3. History. It's a double-edged sword in this case. The regular season ended with an embarrassing loss that could play into the series, if players weren't so blinkered about dismissing the regular season once the playoffs begin. So, long-term history will be played as a factor in the series, and the Canadiens hold the edge. Bruins fans and some of the players know the score, and if the Canadiens get any kind of foothold on the series, the inevitable sense of doom will start to descend. In the Bruins case, it's not just their history with the Canadiens, it's also their history with the playoffs. This same team committed the biggest choke in NHL history last season. If they get into any kind of deficit against the Habs, that will come back to haunt them. Along the same vein, the Canadiens have their heroic and unexpected run from last year in their immediate rear-view mirror. They believe they can overachieve. The Bs know they can choke. History is a factor.
2. Luck. I've always said no team can win the Stanley Cup without skill, determination, sacrifice and luck. The only thing the Canadiens can't control is the luck. The way a puck bounces, the way a ref sees a play or the instinct that drives a goalie to slide left instead of right on a breakaway; it's all luck. Sometimes the luck goes for a team and sometimes, like when a hot team's captain gets cut down with a stick in the eye, it's against it. The bounces...the luck...are one of the biggest intangibles in any playoff series, and they'll help decide the winner.

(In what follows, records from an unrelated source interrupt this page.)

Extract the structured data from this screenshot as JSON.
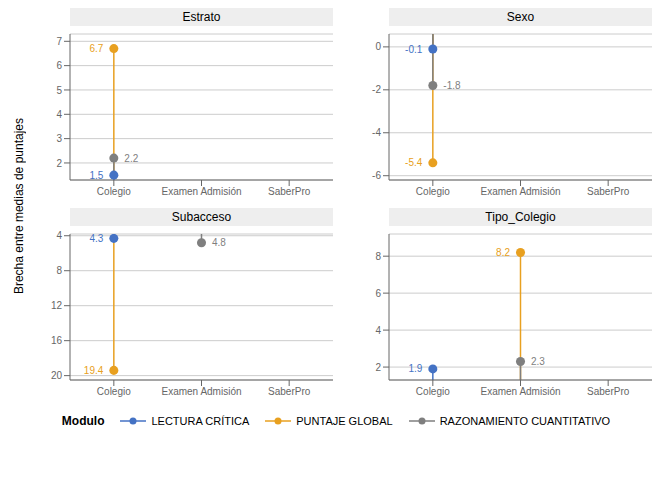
{
  "ylabel": "Brecha entre medias de puntajes",
  "legend_title": "Modulo",
  "legend": "bottom",
  "chart_data": [
    {
      "type": "lollipop",
      "title": "Estrato",
      "categories": [
        "Colegio",
        "Examen Admisión",
        "SaberPro"
      ],
      "series": [
        {
          "name": "LECTURA CRÍTICA",
          "color": "#4472C4",
          "values": [
            1.5,
            null,
            null
          ]
        },
        {
          "name": "PUNTAJE GLOBAL",
          "color": "#E8A020",
          "values": [
            6.7,
            null,
            null
          ]
        },
        {
          "name": "RAZONAMIENTO CUANTITATIVO",
          "color": "#7F7F7F",
          "values": [
            2.2,
            null,
            null
          ]
        }
      ],
      "ylim": [
        1.3,
        7.3
      ],
      "yticks": [
        2,
        3,
        4,
        5,
        6,
        7
      ],
      "grid": true,
      "data_labels": true
    },
    {
      "type": "lollipop",
      "title": "Sexo",
      "categories": [
        "Colegio",
        "Examen Admisión",
        "SaberPro"
      ],
      "series": [
        {
          "name": "LECTURA CRÍTICA",
          "color": "#4472C4",
          "values": [
            -0.1,
            null,
            null
          ]
        },
        {
          "name": "PUNTAJE GLOBAL",
          "color": "#E8A020",
          "values": [
            -5.4,
            null,
            null
          ]
        },
        {
          "name": "RAZONAMIENTO CUANTITATIVO",
          "color": "#7F7F7F",
          "values": [
            -1.8,
            null,
            null
          ]
        }
      ],
      "ylim": [
        -6.2,
        0.6
      ],
      "yticks": [
        0,
        -2,
        -4,
        -6
      ],
      "grid": true,
      "data_labels": true
    },
    {
      "type": "lollipop",
      "title": "Subacceso",
      "categories": [
        "Colegio",
        "Examen Admisión",
        "SaberPro"
      ],
      "series": [
        {
          "name": "LECTURA CRÍTICA",
          "color": "#4472C4",
          "values": [
            4.3,
            null,
            null
          ]
        },
        {
          "name": "PUNTAJE GLOBAL",
          "color": "#E8A020",
          "values": [
            19.4,
            null,
            null
          ]
        },
        {
          "name": "RAZONAMIENTO CUANTITATIVO",
          "color": "#7F7F7F",
          "values": [
            null,
            4.8,
            null
          ]
        }
      ],
      "ylim": [
        20.5,
        3.8
      ],
      "yticks": [
        20,
        16,
        12,
        8,
        4
      ],
      "grid": true,
      "data_labels": true
    },
    {
      "type": "lollipop",
      "title": "Tipo_Colegio",
      "categories": [
        "Colegio",
        "Examen Admisión",
        "SaberPro"
      ],
      "series": [
        {
          "name": "LECTURA CRÍTICA",
          "color": "#4472C4",
          "values": [
            1.9,
            null,
            null
          ]
        },
        {
          "name": "PUNTAJE GLOBAL",
          "color": "#E8A020",
          "values": [
            null,
            8.2,
            null
          ]
        },
        {
          "name": "RAZONAMIENTO CUANTITATIVO",
          "color": "#7F7F7F",
          "values": [
            null,
            2.3,
            null
          ]
        }
      ],
      "ylim": [
        1.3,
        9.2
      ],
      "yticks": [
        2,
        4,
        6,
        8
      ],
      "grid": true,
      "data_labels": true
    }
  ]
}
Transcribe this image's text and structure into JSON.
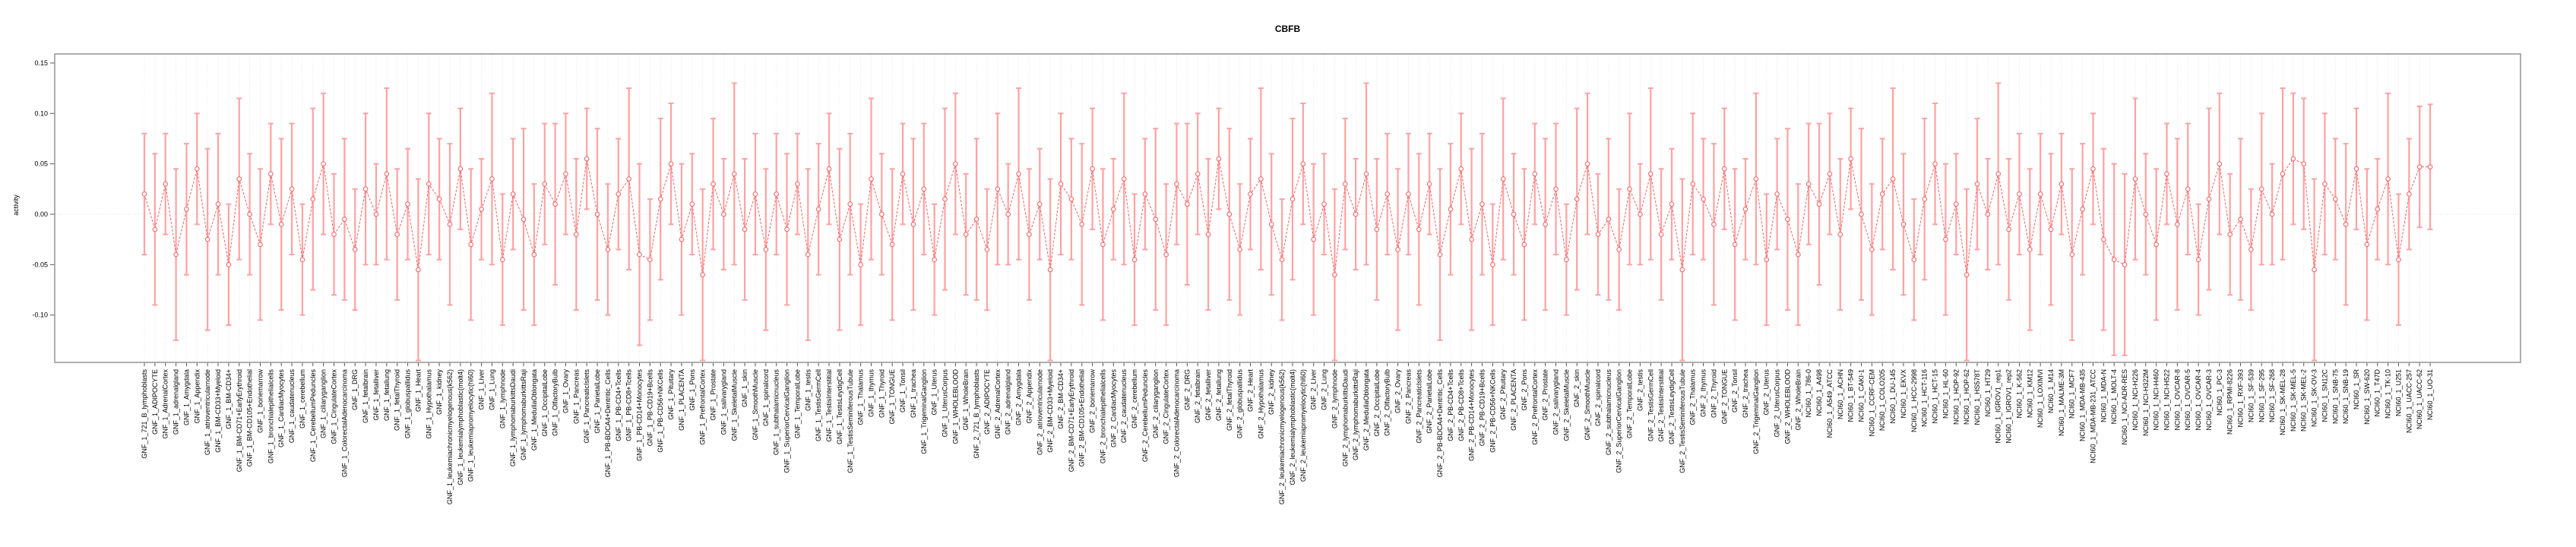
{
  "window": {
    "title": "CBFB activity plot"
  },
  "chart_data": {
    "type": "line",
    "title": "CBFB",
    "xlabel": "",
    "ylabel": "activity",
    "ylim": [
      -0.147,
      0.159
    ],
    "y_ticks": [
      0.15,
      0.1,
      0.05,
      0.0,
      -0.05,
      -0.1
    ],
    "y_tick_labels": [
      "0.15",
      "0.10",
      "0.05",
      "0.00",
      "-0.05",
      "-0.10"
    ],
    "legend_position": "none",
    "grid": "dotted vertical line per category, dotted horizontal line at 0",
    "marker": "open-circle",
    "line_style": "dashed",
    "error_bars": "symmetric with caps",
    "x_tick_label_rotation": 90,
    "colors": {
      "point_and_line": "#f15f5f",
      "error_bar": "#ffa2a2",
      "gridline": "#e3e3e3",
      "zero_line": "#d0d0d0",
      "box_border": "#9a9a9a",
      "tick": "#555555",
      "text": "#000000"
    },
    "categories": [
      "GNF_1_721_B_lymphoblasts",
      "GNF_1_ADIPOCYTE",
      "GNF_1_AdrenalCortex",
      "GNF_1_adrenalgland",
      "GNF_1_Amygdala",
      "GNF_1_Appendix",
      "GNF_1_atrioventricularnode",
      "GNF_1_BM-CD33+Myeloid",
      "GNF_1_BM-CD34+",
      "GNF_1_BM-CD71+EarlyErythroid",
      "GNF_1_BM-CD105+Endothelial",
      "GNF_1_bonemarrow",
      "GNF_1_bronchialepithelialcells",
      "GNF_1_CardiacMyocytes",
      "GNF_1_caudatenucleus",
      "GNF_1_cerebellum",
      "GNF_1_CerebellumPeduncles",
      "GNF_1_ciliaryganglion",
      "GNF_1_CingulateCortex",
      "GNF_1_ColorectalAdenocarcinoma",
      "GNF_1_DRG",
      "GNF_1_fetalbrain",
      "GNF_1_fetalliver",
      "GNF_1_fetallung",
      "GNF_1_fetalThyroid",
      "GNF_1_globuspallidus",
      "GNF_1_Heart",
      "GNF_1_Hypothalamus",
      "GNF_1_kidney",
      "GNF_1_leukemiachronicmyelogenous(k562)",
      "GNF_1_leukemialymphoblastic(molt4)",
      "GNF_1_leukemiapromyelocytic(hl60)",
      "GNF_1_Liver",
      "GNF_1_Lung",
      "GNF_1_lymphnode",
      "GNF_1_lymphomaburkittsDaudi",
      "GNF_1_lymphomaburkittsRaji",
      "GNF_1_MedullaOblongata",
      "GNF_1_OccipitalLobe",
      "GNF_1_OlfactoryBulb",
      "GNF_1_Ovary",
      "GNF_1_Pancreas",
      "GNF_1_PancreaticIslets",
      "GNF_1_ParietalLobe",
      "GNF_1_PB-BDCA4+Dentritic_Cells",
      "GNF_1_PB-CD4+Tcells",
      "GNF_1_PB-CD8+Tcells",
      "GNF_1_PB-CD14+Monocytes",
      "GNF_1_PB-CD19+Bcells",
      "GNF_1_PB-CD56+NKCells",
      "GNF_1_Pituitary",
      "GNF_1_PLACENTA",
      "GNF_1_Pons",
      "GNF_1_PrefrontalCortex",
      "GNF_1_Prostate",
      "GNF_1_salivarygland",
      "GNF_1_SkeletalMuscle",
      "GNF_1_skin",
      "GNF_1_SmoothMuscle",
      "GNF_1_spinalcord",
      "GNF_1_subthalamicnucleus",
      "GNF_1_SuperiorCervicalGanglion",
      "GNF_1_TemporalLobe",
      "GNF_1_testis",
      "GNF_1_TestisGermCell",
      "GNF_1_TestisInterstitial",
      "GNF_1_TestisLeydigCell",
      "GNF_1_TestisSeminiferousTubule",
      "GNF_1_Thalamus",
      "GNF_1_thymus",
      "GNF_1_Thyroid",
      "GNF_1_TONGUE",
      "GNF_1_Tonsil",
      "GNF_1_trachea",
      "GNF_1_TrigeminalGanglion",
      "GNF_1_Uterus",
      "GNF_1_UterusCorpus",
      "GNF_1_WHOLEBLOOD",
      "GNF_1_WholeBrain",
      "GNF_2_721_B_lymphoblasts",
      "GNF_2_ADIPOCYTE",
      "GNF_2_AdrenalCortex",
      "GNF_2_adrenalgland",
      "GNF_2_Amygdala",
      "GNF_2_Appendix",
      "GNF_2_atrioventricularnode",
      "GNF_2_BM-CD33+Myeloid",
      "GNF_2_BM-CD34+",
      "GNF_2_BM-CD71+EarlyErythroid",
      "GNF_2_BM-CD105+Endothelial",
      "GNF_2_bonemarrow",
      "GNF_2_bronchialepithelialcells",
      "GNF_2_CardiacMyocytes",
      "GNF_2_caudatenucleus",
      "GNF_2_cerebellum",
      "GNF_2_CerebellumPeduncles",
      "GNF_2_ciliaryganglion",
      "GNF_2_CingulateCortex",
      "GNF_2_ColorectalAdenocarcinoma",
      "GNF_2_DRG",
      "GNF_2_fetalbrain",
      "GNF_2_fetalliver",
      "GNF_2_fetallung",
      "GNF_2_fetalThyroid",
      "GNF_2_globuspallidus",
      "GNF_2_Heart",
      "GNF_2_Hypothalamus",
      "GNF_2_kidney",
      "GNF_2_leukemiachronicmyelogenous(k562)",
      "GNF_2_leukemialymphoblastic(molt4)",
      "GNF_2_leukemiapromyelocytic(hl60)",
      "GNF_2_Liver",
      "GNF_2_Lung",
      "GNF_2_lymphnode",
      "GNF_2_lymphomaburkittsDaudi",
      "GNF_2_lymphomaburkittsRaji",
      "GNF_2_MedullaOblongata",
      "GNF_2_OccipitalLobe",
      "GNF_2_OlfactoryBulb",
      "GNF_2_Ovary",
      "GNF_2_Pancreas",
      "GNF_2_PancreaticIslets",
      "GNF_2_ParietalLobe",
      "GNF_2_PB-BDCA4+Dentritic_Cells",
      "GNF_2_PB-CD4+Tcells",
      "GNF_2_PB-CD8+Tcells",
      "GNF_2_PB-CD14+Monocytes",
      "GNF_2_PB-CD19+Bcells",
      "GNF_2_PB-CD56+NKCells",
      "GNF_2_Pituitary",
      "GNF_2_PLACENTA",
      "GNF_2_Pons",
      "GNF_2_PrefrontalCortex",
      "GNF_2_Prostate",
      "GNF_2_salivarygland",
      "GNF_2_SkeletalMuscle",
      "GNF_2_skin",
      "GNF_2_SmoothMuscle",
      "GNF_2_spinalcord",
      "GNF_2_subthalamicnucleus",
      "GNF_2_SuperiorCervicalGanglion",
      "GNF_2_TemporalLobe",
      "GNF_2_testis",
      "GNF_2_TestisGermCell",
      "GNF_2_TestisInterstitial",
      "GNF_2_TestisLeydigCell",
      "GNF_2_TestisSeminiferousTubule",
      "GNF_2_Thalamus",
      "GNF_2_thymus",
      "GNF_2_Thyroid",
      "GNF_2_TONGUE",
      "GNF_2_Tonsil",
      "GNF_2_trachea",
      "GNF_2_TrigeminalGanglion",
      "GNF_2_Uterus",
      "GNF_2_UterusCorpus",
      "GNF_2_WHOLEBLOOD",
      "GNF_2_WholeBrain",
      "NCI60_1_786-0",
      "NCI60_1_A498",
      "NCI60_1_A549_ATCC",
      "NCI60_1_ACHN",
      "NCI60_1_BT-549",
      "NCI60_1_CAKI-1",
      "NCI60_1_CCRF-CEM",
      "NCI60_1_COLO205",
      "NCI60_1_DU-145",
      "NCI60_1_EKVX",
      "NCI60_1_HCC-2998",
      "NCI60_1_HCT-116",
      "NCI60_1_HCT-15",
      "NCI60_1_HL-60",
      "NCI60_1_HOP-92",
      "NCI60_1_HOP-62",
      "NCI60_1_HS578T",
      "NCI60_1_HT29",
      "NCI60_1_IGROV1_rep1",
      "NCI60_1_IGROV1_rep2",
      "NCI60_1_K-562",
      "NCI60_1_KM12",
      "NCI60_1_LOXIMVI",
      "NCI60_1_M14",
      "NCI60_1_MALME-3M",
      "NCI60_1_MCF7",
      "NCI60_1_MDA-MB-435",
      "NCI60_1_MDA-MB-231_ATCC",
      "NCI60_1_MDA-N",
      "NCI60_1_MOLT-4",
      "NCI60_1_NCI-ADR-RES",
      "NCI60_1_NCI-H226",
      "NCI60_1_NCI-H322M",
      "NCI60_1_NCI-H460",
      "NCI60_1_NCI-H522",
      "NCI60_1_OVCAR-8",
      "NCI60_1_OVCAR-5",
      "NCI60_1_OVCAR-4",
      "NCI60_1_OVCAR-3",
      "NCI60_1_PC-3",
      "NCI60_1_RPMI-8226",
      "NCI60_1_RXF-393",
      "NCI60_1_SF-539",
      "NCI60_1_SF-295",
      "NCI60_1_SF-268",
      "NCI60_1_SK-MEL-28",
      "NCI60_1_SK-MEL-5",
      "NCI60_1_SK-MEL-2",
      "NCI60_1_SK-OV-3",
      "NCI60_1_SN12C",
      "NCI60_1_SNB-75",
      "NCI60_1_SNB-19",
      "NCI60_1_SR",
      "NCI60_1_SW-620",
      "NCI60_1_T47D",
      "NCI60_1_TK-10",
      "NCI60_1_U251",
      "NCI60_1_UACC-257",
      "NCI60_1_UACC-62",
      "NCI60_1_UO-31"
    ],
    "values": [
      0.02,
      -0.015,
      0.03,
      -0.04,
      0.005,
      0.045,
      -0.025,
      0.01,
      -0.05,
      0.035,
      0,
      -0.03,
      0.04,
      -0.01,
      0.025,
      -0.045,
      0.015,
      0.05,
      -0.02,
      -0.005,
      -0.035,
      0.025,
      0,
      0.04,
      -0.02,
      0.01,
      -0.055,
      0.03,
      0.015,
      -0.01,
      0.045,
      -0.03,
      0.005,
      0.035,
      -0.045,
      0.02,
      -0.005,
      -0.04,
      0.03,
      0.01,
      0.04,
      -0.02,
      0.055,
      0,
      -0.035,
      0.02,
      0.035,
      -0.04,
      -0.045,
      0.015,
      0.05,
      -0.025,
      0.01,
      -0.06,
      0.03,
      0,
      0.04,
      -0.015,
      0.02,
      -0.035,
      0.02,
      -0.015,
      0.03,
      -0.04,
      0.005,
      0.045,
      -0.025,
      0.01,
      -0.05,
      0.035,
      0,
      -0.03,
      0.04,
      -0.01,
      0.025,
      -0.045,
      0.015,
      0.05,
      -0.02,
      -0.005,
      -0.035,
      0.025,
      0,
      0.04,
      -0.02,
      0.01,
      -0.055,
      0.03,
      0.015,
      -0.01,
      0.045,
      -0.03,
      0.005,
      0.035,
      -0.045,
      0.02,
      -0.005,
      -0.04,
      0.03,
      0.01,
      0.04,
      -0.02,
      0.055,
      0,
      -0.035,
      0.02,
      0.035,
      -0.01,
      -0.045,
      0.015,
      0.05,
      -0.025,
      0.01,
      -0.06,
      0.03,
      0,
      0.04,
      -0.015,
      0.02,
      -0.035,
      0.02,
      -0.015,
      0.03,
      -0.04,
      0.005,
      0.045,
      -0.025,
      0.01,
      -0.05,
      0.035,
      0,
      -0.03,
      0.04,
      -0.01,
      0.025,
      -0.045,
      0.015,
      0.05,
      -0.02,
      -0.005,
      -0.035,
      0.025,
      0,
      0.04,
      -0.02,
      0.01,
      -0.055,
      0.03,
      0.015,
      -0.01,
      0.045,
      -0.03,
      0.005,
      0.035,
      -0.045,
      0.02,
      -0.005,
      -0.04,
      0.03,
      0.01,
      0.04,
      -0.02,
      0.055,
      0,
      -0.035,
      0.02,
      0.035,
      -0.01,
      -0.045,
      0.015,
      0.05,
      -0.025,
      0.01,
      -0.06,
      0.03,
      0,
      0.04,
      -0.015,
      0.02,
      -0.035,
      0.02,
      -0.015,
      0.03,
      -0.04,
      0.005,
      0.045,
      -0.025,
      -0.045,
      -0.05,
      0.035,
      0,
      -0.03,
      0.04,
      -0.01,
      0.025,
      -0.045,
      0.015,
      0.05,
      -0.02,
      -0.005,
      -0.035,
      0.025,
      0,
      0.04,
      0.055,
      0.05,
      -0.055,
      0.03,
      0.015,
      -0.01,
      0.045,
      -0.03,
      0.005,
      0.035,
      -0.045,
      0.02,
      0.047,
      0.047
    ],
    "ci_halfwidth": [
      0.06,
      0.075,
      0.05,
      0.085,
      0.065,
      0.055,
      0.09,
      0.07,
      0.06,
      0.08,
      0.06,
      0.075,
      0.05,
      0.085,
      0.065,
      0.055,
      0.09,
      0.07,
      0.06,
      0.08,
      0.06,
      0.075,
      0.05,
      0.085,
      0.065,
      0.055,
      0.09,
      0.07,
      0.06,
      0.08,
      0.06,
      0.075,
      0.05,
      0.085,
      0.065,
      0.055,
      0.09,
      0.07,
      0.06,
      0.08,
      0.06,
      0.075,
      0.05,
      0.085,
      0.065,
      0.055,
      0.09,
      0.09,
      0.06,
      0.08,
      0.06,
      0.075,
      0.05,
      0.085,
      0.065,
      0.055,
      0.09,
      0.07,
      0.06,
      0.08,
      0.06,
      0.075,
      0.05,
      0.085,
      0.065,
      0.055,
      0.09,
      0.07,
      0.06,
      0.08,
      0.06,
      0.075,
      0.05,
      0.085,
      0.065,
      0.055,
      0.09,
      0.07,
      0.06,
      0.08,
      0.06,
      0.075,
      0.05,
      0.085,
      0.065,
      0.055,
      0.09,
      0.07,
      0.06,
      0.08,
      0.06,
      0.075,
      0.05,
      0.085,
      0.065,
      0.055,
      0.09,
      0.07,
      0.06,
      0.08,
      0.06,
      0.075,
      0.05,
      0.085,
      0.065,
      0.055,
      0.09,
      0.07,
      0.06,
      0.08,
      0.06,
      0.075,
      0.05,
      0.085,
      0.065,
      0.055,
      0.09,
      0.07,
      0.06,
      0.08,
      0.06,
      0.075,
      0.05,
      0.085,
      0.065,
      0.055,
      0.09,
      0.07,
      0.06,
      0.08,
      0.06,
      0.075,
      0.05,
      0.085,
      0.065,
      0.055,
      0.09,
      0.07,
      0.06,
      0.08,
      0.06,
      0.075,
      0.05,
      0.085,
      0.065,
      0.055,
      0.09,
      0.07,
      0.06,
      0.08,
      0.06,
      0.075,
      0.05,
      0.085,
      0.065,
      0.055,
      0.09,
      0.07,
      0.06,
      0.08,
      0.06,
      0.075,
      0.05,
      0.085,
      0.065,
      0.055,
      0.09,
      0.07,
      0.06,
      0.08,
      0.06,
      0.075,
      0.05,
      0.085,
      0.065,
      0.055,
      0.09,
      0.07,
      0.06,
      0.08,
      0.06,
      0.075,
      0.05,
      0.085,
      0.065,
      0.055,
      0.09,
      0.095,
      0.09,
      0.08,
      0.06,
      0.075,
      0.05,
      0.085,
      0.065,
      0.055,
      0.09,
      0.07,
      0.06,
      0.08,
      0.06,
      0.075,
      0.05,
      0.085,
      0.065,
      0.065,
      0.09,
      0.07,
      0.06,
      0.08,
      0.06,
      0.075,
      0.05,
      0.085,
      0.065,
      0.055,
      0.06,
      0.062
    ]
  }
}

And the number-one intangible that will make a difference in this series:
1. Motivation. Every pro player wants to win the Stanley Cup more than anything. They don't need to be horsewhipped to get up for games. Sometimes, though, they need a word of inspired wisdom to help push them to a higher level. The Canadiens have a secret weapon in Kirk Muller. Muller's been a Habs captain and a Cup winner in Montreal. He can speak the players' language in a way that neither Jacques Martin nor Claude Julien can. Last year, when someone needed to speak up before Game Seven in the Caps series, Muller was the one who took the lead. When the team needs a game plan in the late minutes when it's down a goal, Muller's the one who mans the white board. Nobody else with the coaching staff of either team, save Doug Jarvis, who's never been known for his inspirational speeches, can bring that level of experience and intensity to the pep-talk part of the game. I have no doubt Muller was a major reason for the Canadiens performance last year, and I have no doubt if his players buy in, that he can bring them to that level again.
The Canadiens have a chance to win this series if the big things like Price, Subban, Gionta, Cammalleri and special teams go in their favour. What'll make a chance a reality are the intangibles. If those favour the Habs, the series is theirs. It can be done. It won't be easy, but it can be done.